Dans la situation actuelle du marché : disparition de Tintin, stagnation de Pif, l’appauvrissement de Spirou (privé de ses séries réalistes) et les prix élevés des publications Bayard et Milan, il reste difficile aux enfants de découvrir de nouveaux styles, de nouveaux auteurs, de nouvelles formes de bande dessinée. En effet, la politique de l’album, dirige obligatoirement le lecteur vers les best-sellers et le prive (pour des raisons diverses mais surtout financières) de la découverte d’autres bande dessinée.

Un journal de qualité serait donc nécessaire à cette ouverture, puisque l’avantage du journal est de proposer non seulement les grandes vedettes, mais aussi de moins célèbres et des nouveautés, et de faire goûter des styles ou des genres, qu’a priori le lecteur aurait pu dédaigner. Ce journal, d’un prix très abordable, devrait parler directement aux enfants de ce qui les concerne et leur permettre de retrouver fréquemment de rendez-vous amical que nous avions enfants avec les Spirou, Tintin, Pilote, Pif des années 70. (« La BD en culotte courte », n°4, pp. 20-21)

A la fin de ces années 80, la nature des bandes dessinées éditées se transforme également. Cette période est ainsi celle durant laquelle s’amorce une pratique de traduction de nombreux comics en albums cartonnés à leur taille d’origine (par opposition aux albums souples Aredit, par exemple), les petits formats des éditions Comics USA. Ces récits, qui témoignent souvent du virage « adulte » de la production grand public aux Etats-Unis, sont souvent reçus de façon sévère par la revue.

Le point de vue rétrospectif nous invite aussi à chercher dans ces pages les futurs grands auteurs des années 90, ceux qui deviendront des symboles du renouveau de la bande dessinée européenne, dans cette période intermédiaire ou la collection X de Futuropolis (en 1989), tandis que les indépendants de la décennie suivante, Ego comme X, Cornelius ou l’Association, ne sont pas encore formés[2]. La critique de Feux, de Mattoti, note que le dessin « déroutera sans doute les amateurs de ligne claire » et ravira « les amateurs d’arts graphiques d’avant-garde » (n°3, p. 42). Plus tard, un article de Pierre-Yves Delarue, cite justement Feux comme exemple d’une nouvelle bande dessinée qui investit les frontières de la forme, que ce soit en matière d’esthétique ou de rapport au livre : « On peut être plus ou moins conservateur en la matière, mais on admettra que ces bandes dessinées d’aspects nouveaux, restent cependant de véritables bandes dessinées. » (« Sur les frontières », n°6, p.18-20). Le paysage éditorial compte cependant peu d’albums de ce type, et il est frappant de voir à quel point les maisons d’éditions poursuivent alors un modèle et des séries hérités au mieux de la fin des années 70. En ce sens, une des vertus de Bulles à Gogo est d’offrir un panorama du banal, du médiocre parfois, dans lequel un chef d’œuvre depuis consacré se voit accordé autant de lignes qu’un tome du Goulag de Dimitri.

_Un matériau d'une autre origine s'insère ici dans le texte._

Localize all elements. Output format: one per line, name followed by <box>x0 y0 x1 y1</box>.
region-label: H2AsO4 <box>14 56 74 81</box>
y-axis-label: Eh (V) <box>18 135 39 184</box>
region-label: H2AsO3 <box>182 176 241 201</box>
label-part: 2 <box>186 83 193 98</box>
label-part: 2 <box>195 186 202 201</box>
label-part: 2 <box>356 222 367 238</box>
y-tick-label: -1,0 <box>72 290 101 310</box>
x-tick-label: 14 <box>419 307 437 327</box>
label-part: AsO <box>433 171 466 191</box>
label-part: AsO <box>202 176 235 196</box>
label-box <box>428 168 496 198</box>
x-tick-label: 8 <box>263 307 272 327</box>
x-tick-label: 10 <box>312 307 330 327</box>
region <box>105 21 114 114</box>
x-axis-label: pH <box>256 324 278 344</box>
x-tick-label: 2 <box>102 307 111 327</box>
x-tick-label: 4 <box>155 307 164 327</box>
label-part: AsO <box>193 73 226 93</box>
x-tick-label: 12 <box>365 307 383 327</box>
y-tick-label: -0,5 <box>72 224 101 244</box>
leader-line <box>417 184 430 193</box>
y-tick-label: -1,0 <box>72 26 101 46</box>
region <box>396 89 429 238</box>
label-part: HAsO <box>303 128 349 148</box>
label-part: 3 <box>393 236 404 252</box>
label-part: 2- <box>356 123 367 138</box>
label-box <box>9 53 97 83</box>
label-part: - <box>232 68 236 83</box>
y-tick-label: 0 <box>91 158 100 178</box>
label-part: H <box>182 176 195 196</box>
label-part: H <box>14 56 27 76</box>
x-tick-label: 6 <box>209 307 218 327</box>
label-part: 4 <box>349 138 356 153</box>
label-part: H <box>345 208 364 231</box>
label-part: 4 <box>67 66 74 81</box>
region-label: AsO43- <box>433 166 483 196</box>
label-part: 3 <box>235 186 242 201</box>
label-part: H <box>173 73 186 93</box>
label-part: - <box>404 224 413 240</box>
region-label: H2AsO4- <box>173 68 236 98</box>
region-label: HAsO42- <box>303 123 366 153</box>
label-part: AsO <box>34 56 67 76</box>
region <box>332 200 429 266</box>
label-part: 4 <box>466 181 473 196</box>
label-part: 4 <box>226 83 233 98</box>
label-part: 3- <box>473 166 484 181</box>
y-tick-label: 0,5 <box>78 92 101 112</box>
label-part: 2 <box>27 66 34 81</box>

Bulles à Gogo offre donc un document singulier sur cette époque charnière, le témoignage d’amateurs éclairés, de bibliophiles méticuleux mais non fan, écrivant critique après critique une chronique tourangelle des évolutions du secteur et de sa perception.

Notes

  1. « Publié avec le concours de l’Association Pleine Page »
  2. Certains des auteurs de Bulles à gogo connaissant pourtant les futurs auteurs de la bande dessinée indépendantes des années 90, comme en témoigne la page de publicité dans Trizonic n°1 pour le Journal de Lapot de Jean-Christophe Menu.